Watery rescue attempt earns bravery medals

An attempt to save a Nanaimo man whose vehicle plunged down a bank into the Millstone River has earned four men Canada’s Medal of Bravery.

With the ocean at low tide Monday

With the ocean at low tide Monday

An attempt to save a Nanaimo man whose vehicle plunged down a bank into the Millstone River has earned four men Canada’s Medal of Bravery.

Michael Anderson, Glen Watts, Brent Blackmore and RCMP Const. Shane Nicoll all entered the water trying to save 86-year-old James McAllister after his car went through a guard rail on the Pearson Bridge, down the embankment and into the frigid river in January 2008.

The four were unable to save McAllister.

Watts and Blackmore were the first to reach the vehicle and Anderson swam out with a rock to try and break a window.

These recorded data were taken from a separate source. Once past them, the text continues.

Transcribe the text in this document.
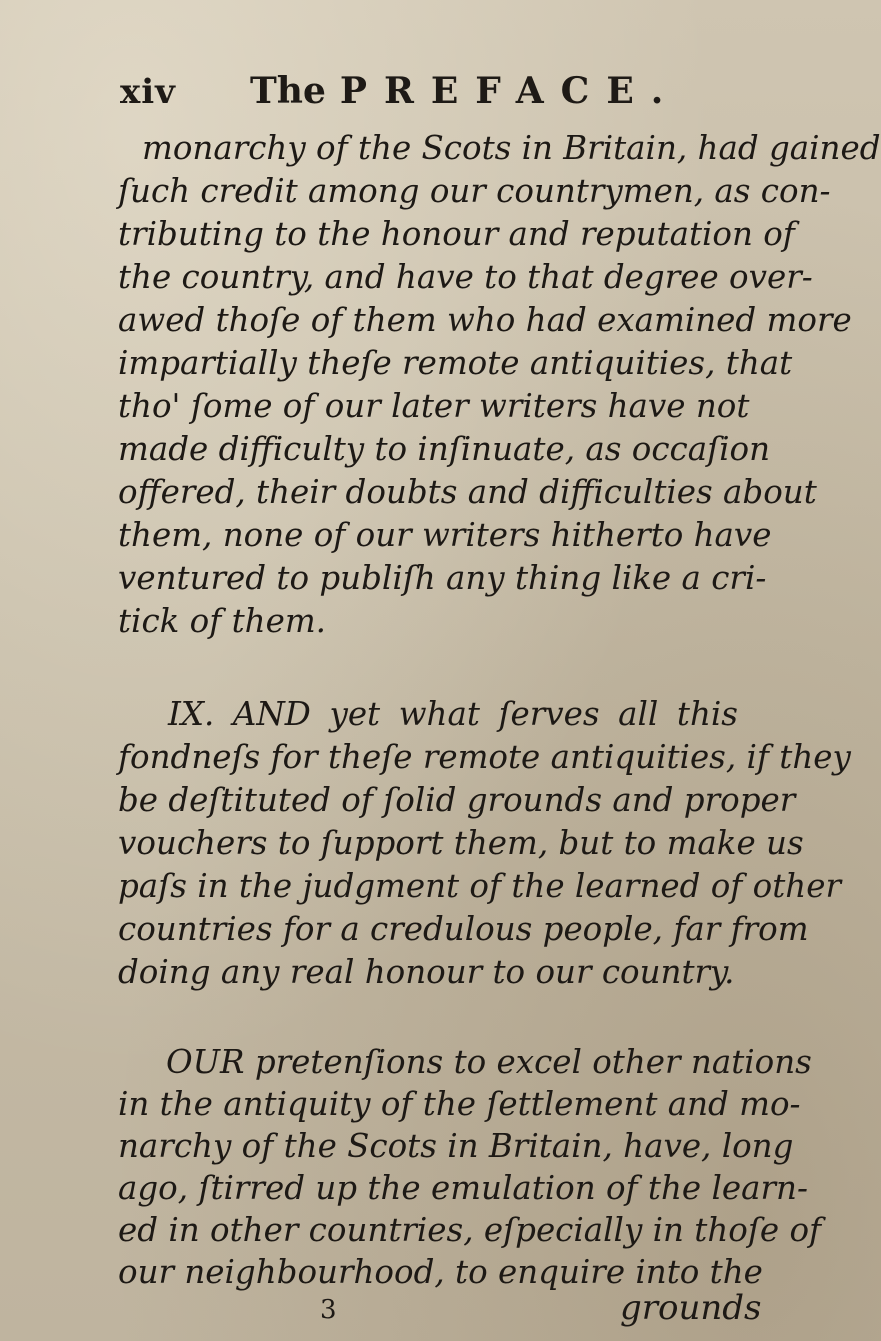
xiv The PREFACE.
monarchy of the Scots in Britain, had gained
ſuch credit among our countrymen, as con-
tributing to the honour and reputation of
the country, and have to that degree over-
awed thoſe of them who had examined more
impartially theſe remote antiquities, that
tho' ſome of our later writers have not
made difficulty to inſinuate, as occaſion
offered, their doubts and difficulties about
them, none of our writers hitherto have
ventured to publiſh any thing like a cri-
tick of them.
IX. AND yet what ſerves all this
fondneſs for theſe remote antiquities, if they
be deſtituted of ſolid grounds and proper
vouchers to ſupport them, but to make us
paſs in the judgment of the learned of other
countries for a credulous people, far from
doing any real honour to our country.
OUR pretenſions to excel other nations
in the antiquity of the ſettlement and mo-
narchy of the Scots in Britain, have, long
ago, ſtirred up the emulation of the learn-
ed in other countries, eſpecially in thoſe of
our neighbourhood, to enquire into the
3	grounds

Watts crawled in through a hole in the rear window and tried to release McAllister’s seatbelt as the car began to sink. Nicoll provided a knife so Watts could try and cut the belt.

“I tried to do my best, but there just wasn’t enough time,” said Watts. “I had been in the water for seven or eight minutes and that’s a lot of time in cold water. I could feel my body start to close down.”

As the car started to sink, Watts found himself in a difficult situation.

“The water was murky green and I don’t know if I could have found the hole to get out underwater,” he said. “As the car started going under, it was either get out then or go under with the car.”

The award ceremony takes place later this year at Rideau Hall in Ottawa with David Johnston, Governor General of Canada, awarding two stars of courage and 56 medals of bravery.

Watts said he has mixed feelings about the award.

“I feel good that I tried, but just wish it had been a different outcome,” he said. “Even if I had got the seatbelt off and the door open, he was a big man and I don’t know if I would have been able to get him out of the car myself. It’s always in the back of my mind had we got him out of the car, might he have made it? You just don’t know.”

The Medal of Bravery, recognizing acts of bravery in hazardous circumstances, is not the first award the men have received for their actions.

They were awarded Lifesaving Society of B.C. and Yukon’s Silver Medal for Bravery and Merit in March 2008.

“It’s hard to deal with when I let myself think about it,” said Watts, who plans to attend the ceremony. “I just wish things had been a lot different for the entire situation.”